The first respondent has not taken the court into its confidence by providing evidence of its exposure to more severe consequences if the relief being sought herein is granted. It has been under judicial management for almost two and a half years now. That is a long period. The purpose of judicial management, as noted above, is to enable companies suffering a temporary setback due to mismanagement or other special circumstances, to once more become successful concerns. Silverman v Doorndoek Mines Ltd 1935 TPD 349; Cilliers et al, Corporate Law 3rd ed., p. 478. Put in other words, the object of that “special and extraordinary procedure” of judicial management is to obviate a company’s being liquidated where there is a reasonable probability that by proper management or by proper conservation of its assets it may be able to overcome its challenges and become a successful concern.
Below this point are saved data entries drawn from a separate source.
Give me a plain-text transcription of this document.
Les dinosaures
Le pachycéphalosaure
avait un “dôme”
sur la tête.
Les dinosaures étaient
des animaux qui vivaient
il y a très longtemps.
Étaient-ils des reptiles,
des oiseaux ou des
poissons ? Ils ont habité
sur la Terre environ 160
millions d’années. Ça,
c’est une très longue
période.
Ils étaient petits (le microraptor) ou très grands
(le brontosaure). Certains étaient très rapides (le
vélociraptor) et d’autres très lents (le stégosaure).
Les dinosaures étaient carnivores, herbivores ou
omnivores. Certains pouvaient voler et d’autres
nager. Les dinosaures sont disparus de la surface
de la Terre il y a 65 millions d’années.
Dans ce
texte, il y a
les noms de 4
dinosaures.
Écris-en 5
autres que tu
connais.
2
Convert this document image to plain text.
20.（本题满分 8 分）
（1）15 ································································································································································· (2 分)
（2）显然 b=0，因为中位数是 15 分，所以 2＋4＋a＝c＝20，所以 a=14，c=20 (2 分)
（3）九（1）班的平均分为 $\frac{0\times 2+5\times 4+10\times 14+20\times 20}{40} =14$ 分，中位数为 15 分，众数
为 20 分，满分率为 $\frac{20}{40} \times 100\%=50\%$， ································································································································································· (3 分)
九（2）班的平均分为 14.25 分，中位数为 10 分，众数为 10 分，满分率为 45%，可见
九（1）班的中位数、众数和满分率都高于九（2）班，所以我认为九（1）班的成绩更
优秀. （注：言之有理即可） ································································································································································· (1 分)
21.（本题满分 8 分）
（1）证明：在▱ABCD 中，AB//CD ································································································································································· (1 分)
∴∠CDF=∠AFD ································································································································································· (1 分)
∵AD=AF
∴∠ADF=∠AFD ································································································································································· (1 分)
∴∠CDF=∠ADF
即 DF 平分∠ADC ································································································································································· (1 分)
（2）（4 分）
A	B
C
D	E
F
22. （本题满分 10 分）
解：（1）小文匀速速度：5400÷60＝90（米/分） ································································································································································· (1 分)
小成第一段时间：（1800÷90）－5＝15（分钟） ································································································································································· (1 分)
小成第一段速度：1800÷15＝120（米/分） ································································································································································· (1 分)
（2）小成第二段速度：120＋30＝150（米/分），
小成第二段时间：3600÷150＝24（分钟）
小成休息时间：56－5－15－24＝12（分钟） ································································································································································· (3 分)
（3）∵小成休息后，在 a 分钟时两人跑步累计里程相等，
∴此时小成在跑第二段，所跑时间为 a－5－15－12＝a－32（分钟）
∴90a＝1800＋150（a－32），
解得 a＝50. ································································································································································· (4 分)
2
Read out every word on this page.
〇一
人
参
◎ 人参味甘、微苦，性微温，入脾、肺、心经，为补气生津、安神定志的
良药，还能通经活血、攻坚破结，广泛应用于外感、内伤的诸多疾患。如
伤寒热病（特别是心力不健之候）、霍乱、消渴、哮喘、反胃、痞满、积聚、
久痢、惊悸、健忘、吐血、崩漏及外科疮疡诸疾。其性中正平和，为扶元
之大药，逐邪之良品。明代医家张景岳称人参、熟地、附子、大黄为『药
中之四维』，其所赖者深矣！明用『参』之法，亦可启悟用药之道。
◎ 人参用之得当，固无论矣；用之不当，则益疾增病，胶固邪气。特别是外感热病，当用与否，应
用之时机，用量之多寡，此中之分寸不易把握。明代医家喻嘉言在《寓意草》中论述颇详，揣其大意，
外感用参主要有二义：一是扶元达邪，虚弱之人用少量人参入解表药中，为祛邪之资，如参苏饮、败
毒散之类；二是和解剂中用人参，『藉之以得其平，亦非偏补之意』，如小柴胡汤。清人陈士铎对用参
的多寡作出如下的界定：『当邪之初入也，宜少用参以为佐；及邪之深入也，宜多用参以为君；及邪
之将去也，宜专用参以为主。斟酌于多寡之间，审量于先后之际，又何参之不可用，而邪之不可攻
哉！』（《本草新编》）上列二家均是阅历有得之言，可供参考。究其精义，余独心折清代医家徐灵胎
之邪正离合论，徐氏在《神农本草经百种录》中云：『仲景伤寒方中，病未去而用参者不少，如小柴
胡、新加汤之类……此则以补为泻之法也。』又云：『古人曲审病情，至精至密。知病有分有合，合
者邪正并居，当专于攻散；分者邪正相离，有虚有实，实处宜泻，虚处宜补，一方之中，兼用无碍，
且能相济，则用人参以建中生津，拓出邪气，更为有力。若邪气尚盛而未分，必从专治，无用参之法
See Le Roux Hotel Management (Pty) Ltd & Anor v E Rand (Pty) Ltd (FBC Fidelity Bank Ltd (Under Curatorship) Intervening) 2001 (2) SA 727 (C) at 738; Visser et al, Gibson South African Mercantile & Company Law 8th ed., pp. 411-412.

No evidence has been placed before this court to suggest that the purpose of judicial management would be defeated by allowing the applicant to execute its writ against the first respondent. The first respondent cannot seriously suggest that two and half years after it was granted the moratorium it is not in a position to offer a cent. It cannot claim that the setback which justified the granting of a judicial management order was temporary in those circumstances. Judicial management must not be used as an excuse to frustrate the just claims of those who have deposited their money with the first respondent. The first respondent is a banking institution whose business it is to give people, especially those who have invested, money.  Given the above facts, it would not be a judicial exercise of discretion to expose a university to liquidation in order to protect the interests of the first respondent.

In the circumstances of this case, and in view of the factors noted above, it seems to me that this is an appropriate case for the court to suspend the moratorium in relation to the applicant, and permit it to execute its writ against the first respondent.

In the result, IT IS ORDERED THAT:

  1. The applicant be and is hereby granted leave to execute the writ issued pursuant to the judgment of this court in Case No. HC 2106/14 against the first respondent.
  2. The first respondent shall pay the costs of this application.